Objective: This study aimed to use the Surveillance Epidemiology and End Results (SEER) database to investigate the incidence and associated factors of early-onset colorectal cancer (EO-CRC), construct a nomogram based on prognostic-related variables to predict the risk of liver metastasis in EO-CRC, predict the overall survival (OS), and guide individualized treatment, to help manage EO-CRC and improve survival.
Methods: Data regarding patients diagnosed with CRC between 2010 and 2016 were retrieved from the SEER database, and the incidence rates of different age groups, genders, and distant metastases (bone, brain, liver, and lung) after age standardization were analyzed and calculated. We selected patients with EO-CRC for further study and randomly divided them according to a 7:3 ratio for the training and validation cohorts. The validation cohort was used for the internal verification. Logistic regression analyses were used to examine the risk factors of liver metastasis. Multivariate analysis was used to construct a nomogram to predict the risk of liver metastasis in EO-CRC. Cox regression analysis identified statistically significant variables related to prognosis to construct a nomogram to predict the OS of EO-CRC patients. The nomogram’s performance was estimated by the receiver operating characteristic (ROC) curve and calibration curve. The Kaplan-Meier method was used to classify patients into high-risk and low-risk groups according to the optimal cutoff of the prognosis (PI). Risk stratification effectively avoids the survival paradox.

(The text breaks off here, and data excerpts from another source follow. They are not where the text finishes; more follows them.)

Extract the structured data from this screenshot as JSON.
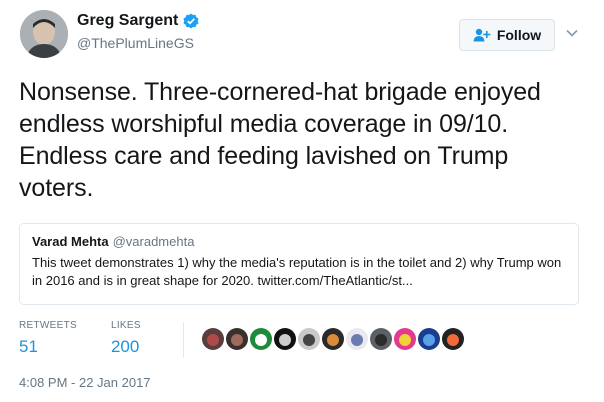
{
  "author": {
    "name": "Greg Sargent",
    "handle": "@ThePlumLineGS",
    "verified": true,
    "avatar_icon": "avatar-photo-icon"
  },
  "follow_button": {
    "label": "Follow",
    "icon": "add-user-icon"
  },
  "menu_icon": "chevron-down-icon",
  "tweet": {
    "text": "Nonsense. Three-cornered-hat brigade enjoyed endless worshipful media coverage in 09/10. Endless care and feeding lavished on Trump voters."
  },
  "quoted_tweet": {
    "name": "Varad Mehta",
    "handle": "@varadmehta",
    "text": "This tweet demonstrates 1) why the media's reputation is in the toilet and 2) why Trump won in 2016 and is in great shape for 2020. twitter.com/TheAtlantic/st..."
  },
  "stats": {
    "retweets_label": "RETWEETS",
    "retweets_value": "51",
    "likes_label": "LIKES",
    "likes_value": "200"
  },
  "likers": [
    {
      "name": "liker-1",
      "color": "#5a3d3d",
      "accent": "#b34a4a"
    },
    {
      "name": "liker-2",
      "color": "#3a2f2f",
      "accent": "#9c6b5e"
    },
    {
      "name": "liker-3",
      "color": "#1f8a3a",
      "accent": "#ffffff"
    },
    {
      "name": "liker-4",
      "color": "#111111",
      "accent": "#cccccc"
    },
    {
      "name": "liker-5",
      "color": "#c9c9c9",
      "accent": "#444444"
    },
    {
      "name": "liker-6",
      "color": "#2a2a2a",
      "accent": "#d98b3a"
    },
    {
      "name": "liker-7",
      "color": "#e9e9ef",
      "accent": "#6a7bb0"
    },
    {
      "name": "liker-8",
      "color": "#5b5f66",
      "accent": "#2b2b2b"
    },
    {
      "name": "liker-9",
      "color": "#e23a8e",
      "accent": "#f2d03a"
    },
    {
      "name": "liker-10",
      "color": "#1a3e8f",
      "accent": "#5aa0e6"
    },
    {
      "name": "liker-11",
      "color": "#222222",
      "accent": "#f06a3a"
    }
  ],
  "timestamp": "4:08 PM - 22 Jan 2017",
  "colors": {
    "link_blue": "#1b95e0",
    "muted": "#657786",
    "border": "#e1e8ed",
    "text": "#14171a"
  }
}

Results: The incidence of CRC decreased annually from 2010-2016 and increased with age, continuing to rise from 35 years old. The incidence of CRC according to gender and distant metastasis is stable, and the incidence in men is higher than in women. The most common distant metastatic organ is the liver. Logistic regression analysis revealed that the grade, N stage, treatment (surgery, radiotherapy, chemotherapy), bone metastasis, CEA, tumor deposits, and perineural invasion were significantly related to liver metastasis of EO-CRC. The optimal cutoff, specificity, and sensitivity of the total score of the risk nomogram for liver metastasis of EO-CRC in the training cohort were -1.627, 0.801, and 0.754, respectively. The validation cohort's optimal cutoff, specificity, and sensitivity were -1.903, 0.763, and 0.763, respectively. ROC curves showed good discrimination in the training cohort (area under the curve [AUC] 0.848) and validation cohort (AUC 0.839). Cox regression analysis revealed that race, primary tumor location, grade, sex, NM stage, primary tumor resection, chemotherapy, tumor size, distant metastasis (bone, liver, lung), CEA, tumor deposits, and perineural invasion were independent prognostic factors for OS in patients with EO-CRC. The 1-, 3-, and 5-year OS AUCs were 0.845, 0.838, and 0.816 in the training cohort and 0.854, 0.839, and 0.815 in the validation cohort, respectively. Using the optimal cutoff of the prognosis, all patients were stratified into high-risk and low-risk groups, and the Kaplan-Meier curve indicated that patients with higher risk had worse survival outcomes. The calibration curves exhibited good consistency between predicted and actual survival rates.
Conclusions: This study analyzes the relevant epidemiological information and clinicopathological and molecular characteristics of EO-CRC and uses a nomogram to stratify the risk of patients with EO-CRC, which will help clinicians manage patients and formulate more precise individualized treatment strategies.